Protesting Bulgarian Students with 'College Day' ActionSociety | December 8, 2013, Sunday // 11:04| views
Bulgarian Parliament in downtown Sofia has been guarded by security fences and riot police ever since June when antigovernment protests started. Photo BGNES
Protesting Bulgarian "Early Risers" university students are marking "College Day" with a special action.
They plan to plaster the security fences around the headquarters of the Parliament in downtown Sofia with messages to politicians.
The students spoke before Nova TV, saying their messages and issues pertain to every Bulgarian and human being.
The protesting students further informed they will celebrate inside the campus of the country's oldest and most prestigious school, Sofia University, and were adamant they will not be drinking alcoholic beverages.
They reminded that back at the end of October, when they occupied the main building of Sofia University they voted not to bring and use alcohol.
The university students are demanding the resignation of the Socialist-led government of Prime Minister, Plamen Oresharski.
The first of the protests began when students occupied Lecture Hall 272, the largest teaching room in Sofia University St. Kliment Ohridski building on October 22. The occupation is now lifted and there is only a partial blockade of the building's aula.
Protesters against the Oresharski cabinet first walked out, June 14, after the appointment of controversial media mogul Delyan Peevski for head of Bulgaria's State Agency for National Security.

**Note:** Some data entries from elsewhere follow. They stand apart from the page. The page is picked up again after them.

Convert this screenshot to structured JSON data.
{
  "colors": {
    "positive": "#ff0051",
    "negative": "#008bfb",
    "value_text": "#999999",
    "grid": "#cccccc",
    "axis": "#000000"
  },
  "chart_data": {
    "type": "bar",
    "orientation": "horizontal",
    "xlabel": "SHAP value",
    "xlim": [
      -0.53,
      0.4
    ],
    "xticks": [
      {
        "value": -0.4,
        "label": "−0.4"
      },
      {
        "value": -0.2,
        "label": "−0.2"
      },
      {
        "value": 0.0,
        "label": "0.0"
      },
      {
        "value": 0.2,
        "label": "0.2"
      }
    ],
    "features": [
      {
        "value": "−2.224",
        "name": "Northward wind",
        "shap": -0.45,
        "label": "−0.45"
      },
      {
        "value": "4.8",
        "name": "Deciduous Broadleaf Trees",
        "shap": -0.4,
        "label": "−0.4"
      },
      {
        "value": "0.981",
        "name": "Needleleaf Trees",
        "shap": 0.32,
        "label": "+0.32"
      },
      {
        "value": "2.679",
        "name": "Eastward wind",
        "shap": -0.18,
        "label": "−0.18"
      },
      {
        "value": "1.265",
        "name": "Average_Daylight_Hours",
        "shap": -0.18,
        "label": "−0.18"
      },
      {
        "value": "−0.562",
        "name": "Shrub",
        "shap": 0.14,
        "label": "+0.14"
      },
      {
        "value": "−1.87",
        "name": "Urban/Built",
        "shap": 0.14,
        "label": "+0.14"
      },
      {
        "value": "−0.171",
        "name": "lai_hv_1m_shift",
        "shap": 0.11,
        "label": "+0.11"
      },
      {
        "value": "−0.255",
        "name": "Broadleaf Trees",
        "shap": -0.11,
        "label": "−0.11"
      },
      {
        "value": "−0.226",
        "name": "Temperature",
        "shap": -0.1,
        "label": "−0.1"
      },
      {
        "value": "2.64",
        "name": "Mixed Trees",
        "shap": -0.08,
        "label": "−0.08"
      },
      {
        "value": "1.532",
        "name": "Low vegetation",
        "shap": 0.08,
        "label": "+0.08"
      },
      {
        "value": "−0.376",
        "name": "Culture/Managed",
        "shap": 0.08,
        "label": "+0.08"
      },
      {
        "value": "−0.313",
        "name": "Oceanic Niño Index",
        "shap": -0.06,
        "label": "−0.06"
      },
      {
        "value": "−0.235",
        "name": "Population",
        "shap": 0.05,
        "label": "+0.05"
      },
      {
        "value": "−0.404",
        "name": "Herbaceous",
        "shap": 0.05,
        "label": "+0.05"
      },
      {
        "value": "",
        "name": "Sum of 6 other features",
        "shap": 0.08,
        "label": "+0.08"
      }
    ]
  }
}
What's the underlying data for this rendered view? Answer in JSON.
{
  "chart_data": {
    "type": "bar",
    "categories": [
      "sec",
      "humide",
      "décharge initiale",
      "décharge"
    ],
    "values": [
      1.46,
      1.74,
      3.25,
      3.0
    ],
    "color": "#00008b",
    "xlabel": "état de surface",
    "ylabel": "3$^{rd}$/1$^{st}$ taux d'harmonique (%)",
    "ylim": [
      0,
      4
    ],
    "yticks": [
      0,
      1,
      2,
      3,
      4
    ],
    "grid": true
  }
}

Peevski's reinstatement as MP after his resignation from the Security Agency provoked a student occupation at Sofia University, which culminated in Sunday's "March of Justice."
Protesters have claimed that the Oresharski cabinet, backed by the Bulgarian Socialist Party and the liberal Movement for Rights and Freedoms exemplifies in an acute form the deep influence of the so-called Bulgarian oligarchy on politics.
Rallies, although much smaller in numbers, are still held every evening in downtown Sofia.